First, lots of modifications to the lab website…
- The personnel page finally got edited to include all the changes we underwent last summer.
- The publications page is now up to date with all our latest papers (including the Slo2.1 paper that is finally out!)
- The research page has been edited to provide some more recent details on directions that different projects are going in, and to list our funding sources more accurately.
It’s also been a busy couple of months for travel and other lab’ happenings…
- Paul spoke at the Gaming Metrics conference at UC Davis, outlining some more recent data from the ongoing study of the impact of internet publicity on retractions/corrections of literature problems.
- Paul was also at the Oxygen Radicals Gordon Conference, talking about our work on Sirtuins and mitochondrial metabolism.
- We finally got our new custom antibodies against Slo2.x channel variants, from Aves labs, and are now testing them.
- A bunch of metabolomics samples went off to Metabolon, so now we’re waiting for a flood of data!
- Owen is off to the Biophysical Society meeting in Los Angeles.
- 3 other papers currently in the pipeline, so it should be a good year for publications. (It had better be – we have an R01 renewal going out the door in October!
- Raul Mostoslavsky (SIRT6 guru) is visiting Rochester next week for a seminar/visit in the cancer center.
- Steven P. Jones from the Cardiovascular Center at Univ.

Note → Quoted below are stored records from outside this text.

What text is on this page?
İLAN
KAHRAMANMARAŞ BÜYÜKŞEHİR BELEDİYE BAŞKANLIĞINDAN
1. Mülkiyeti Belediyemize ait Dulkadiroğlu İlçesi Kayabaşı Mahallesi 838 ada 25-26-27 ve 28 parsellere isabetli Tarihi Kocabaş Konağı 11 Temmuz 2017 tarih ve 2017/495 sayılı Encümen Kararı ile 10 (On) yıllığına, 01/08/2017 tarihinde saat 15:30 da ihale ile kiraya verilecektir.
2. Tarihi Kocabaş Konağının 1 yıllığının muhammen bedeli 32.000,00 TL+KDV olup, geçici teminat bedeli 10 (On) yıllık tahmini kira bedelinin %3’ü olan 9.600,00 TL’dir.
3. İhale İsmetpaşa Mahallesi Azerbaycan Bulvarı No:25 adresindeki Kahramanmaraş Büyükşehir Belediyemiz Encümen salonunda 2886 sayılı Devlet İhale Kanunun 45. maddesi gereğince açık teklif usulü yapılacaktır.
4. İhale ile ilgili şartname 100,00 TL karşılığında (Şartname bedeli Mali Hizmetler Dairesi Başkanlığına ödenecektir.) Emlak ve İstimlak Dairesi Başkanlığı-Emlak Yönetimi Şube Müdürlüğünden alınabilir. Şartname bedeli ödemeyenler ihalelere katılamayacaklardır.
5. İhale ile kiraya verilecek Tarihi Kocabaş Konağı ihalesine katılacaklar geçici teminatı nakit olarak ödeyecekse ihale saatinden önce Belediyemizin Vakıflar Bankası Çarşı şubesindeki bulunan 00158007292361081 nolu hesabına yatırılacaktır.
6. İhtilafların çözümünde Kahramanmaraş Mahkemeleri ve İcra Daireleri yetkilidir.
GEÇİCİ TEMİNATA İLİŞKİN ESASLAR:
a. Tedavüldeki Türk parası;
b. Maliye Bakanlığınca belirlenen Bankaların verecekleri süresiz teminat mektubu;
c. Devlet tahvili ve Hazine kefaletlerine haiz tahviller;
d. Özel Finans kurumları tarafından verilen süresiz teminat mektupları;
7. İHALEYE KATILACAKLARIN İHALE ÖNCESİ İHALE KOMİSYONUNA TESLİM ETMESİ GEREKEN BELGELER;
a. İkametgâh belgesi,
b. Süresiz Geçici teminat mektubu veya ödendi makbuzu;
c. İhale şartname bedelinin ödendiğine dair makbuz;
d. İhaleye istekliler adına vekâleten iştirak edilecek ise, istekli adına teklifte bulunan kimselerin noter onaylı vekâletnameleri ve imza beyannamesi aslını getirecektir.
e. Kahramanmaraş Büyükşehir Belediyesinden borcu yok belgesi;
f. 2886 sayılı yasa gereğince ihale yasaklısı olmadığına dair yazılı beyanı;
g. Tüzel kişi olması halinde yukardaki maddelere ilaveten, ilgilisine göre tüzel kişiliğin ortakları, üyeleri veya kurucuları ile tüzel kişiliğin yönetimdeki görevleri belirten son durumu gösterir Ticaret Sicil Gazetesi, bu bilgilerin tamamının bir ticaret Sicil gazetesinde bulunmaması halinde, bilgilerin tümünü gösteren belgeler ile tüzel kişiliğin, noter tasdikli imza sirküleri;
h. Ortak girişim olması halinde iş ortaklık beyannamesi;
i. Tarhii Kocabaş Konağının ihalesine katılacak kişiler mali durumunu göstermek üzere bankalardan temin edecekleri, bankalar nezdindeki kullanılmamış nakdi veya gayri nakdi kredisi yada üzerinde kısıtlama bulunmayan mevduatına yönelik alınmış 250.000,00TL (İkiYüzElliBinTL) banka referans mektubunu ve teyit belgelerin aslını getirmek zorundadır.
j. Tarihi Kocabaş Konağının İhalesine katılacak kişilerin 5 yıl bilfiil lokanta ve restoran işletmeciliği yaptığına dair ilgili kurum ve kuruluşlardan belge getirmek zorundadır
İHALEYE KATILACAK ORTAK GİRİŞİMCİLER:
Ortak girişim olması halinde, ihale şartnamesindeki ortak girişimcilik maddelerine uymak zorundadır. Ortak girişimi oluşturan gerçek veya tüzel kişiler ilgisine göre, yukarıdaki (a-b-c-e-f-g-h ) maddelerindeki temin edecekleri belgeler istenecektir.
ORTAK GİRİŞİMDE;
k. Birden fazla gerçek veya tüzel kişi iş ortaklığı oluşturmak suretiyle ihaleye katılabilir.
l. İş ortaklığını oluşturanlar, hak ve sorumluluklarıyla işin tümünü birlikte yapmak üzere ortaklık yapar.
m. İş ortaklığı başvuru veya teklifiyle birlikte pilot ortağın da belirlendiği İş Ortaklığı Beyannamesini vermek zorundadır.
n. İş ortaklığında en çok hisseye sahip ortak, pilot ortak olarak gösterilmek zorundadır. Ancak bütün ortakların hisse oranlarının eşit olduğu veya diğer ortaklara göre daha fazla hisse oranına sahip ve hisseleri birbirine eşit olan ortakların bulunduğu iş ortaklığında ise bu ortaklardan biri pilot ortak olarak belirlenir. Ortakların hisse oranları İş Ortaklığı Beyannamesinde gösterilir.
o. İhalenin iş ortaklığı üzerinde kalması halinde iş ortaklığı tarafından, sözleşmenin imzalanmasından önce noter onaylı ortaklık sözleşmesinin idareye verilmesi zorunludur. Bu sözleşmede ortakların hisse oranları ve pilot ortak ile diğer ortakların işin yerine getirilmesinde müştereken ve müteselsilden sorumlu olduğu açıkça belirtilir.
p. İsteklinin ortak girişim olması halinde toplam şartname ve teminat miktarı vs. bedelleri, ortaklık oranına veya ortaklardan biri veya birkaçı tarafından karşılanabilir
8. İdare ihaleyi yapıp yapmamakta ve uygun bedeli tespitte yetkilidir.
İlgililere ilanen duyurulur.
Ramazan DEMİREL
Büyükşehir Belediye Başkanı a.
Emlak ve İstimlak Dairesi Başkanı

Louisville is visiting us on April 28th.
- There’s a new Mitochondrial Meeting announced at NIH campus, this May (these are usually great meetings, and free to register!)
- Paul’s final (?) stint on the MIM study section this June. Also there’s UMDF grant reviewing in May (we’re always looking for more panel members!)
Finally, there have been quite a few interesting happenings around the web/twitter of late, which deserve to be highlighted…
- The “Jingmai O’Connor” affair. For the uninitiated, this started out as an interview in Current Biology, in which Dr. O’Connor (a rising star in paleontology) made some disparaging remarks about blogging, along the lines of “those who can’t do science, blog about it“). The ensuing social media melt-down is nicely documented on Leonid Schneider’s blog post, in which Dr. O’Connor was found to have behaved in a totally unprofessional manner, sparking considerable general mockery and a parody twitter account.
- The Talia Jane incident, in which a millenial English Major wrote a whiny letter to her boss about shitty wages in the SF Bay Area, including not being able to buy bread. She was subsequently revealed on Instagram as a total foodie, with expensive habits such as having bourbon delivered by courier. The responses have been appropriately worded. If you haven’t read Jean Twenge’s book “Generation Me” for a deeper understanding of the millennial phenomenon, it’s a good read.
- The ASAPBio hashtag on Twitter provided updates on the eponymously named conference, where “influence makers” tried to sell the rest of the life-sciences community on the idea that we should all ignore glamour journals (Cell/Nature/Science et al.) and publish our work instantly as pre-prints. Part of the resistance to this idea is some of its proponents have built careers to date on glam-humping, so who are they to tell the rest of us to give up chasing high impact journals and just do everything open access / pre-print from now on? Back in the real world, we’re unlikely to find success any time soon in convincing tenure/promotion committees to ignore publication venue as a factor in assessing a candidate’s CV. That’s not to say I’m anti-open access (we have plenty of papers in OA journals), I just think there are currently a lot of barriers to non-BSD labs going full-OA without career consequences for the PI and the trainees.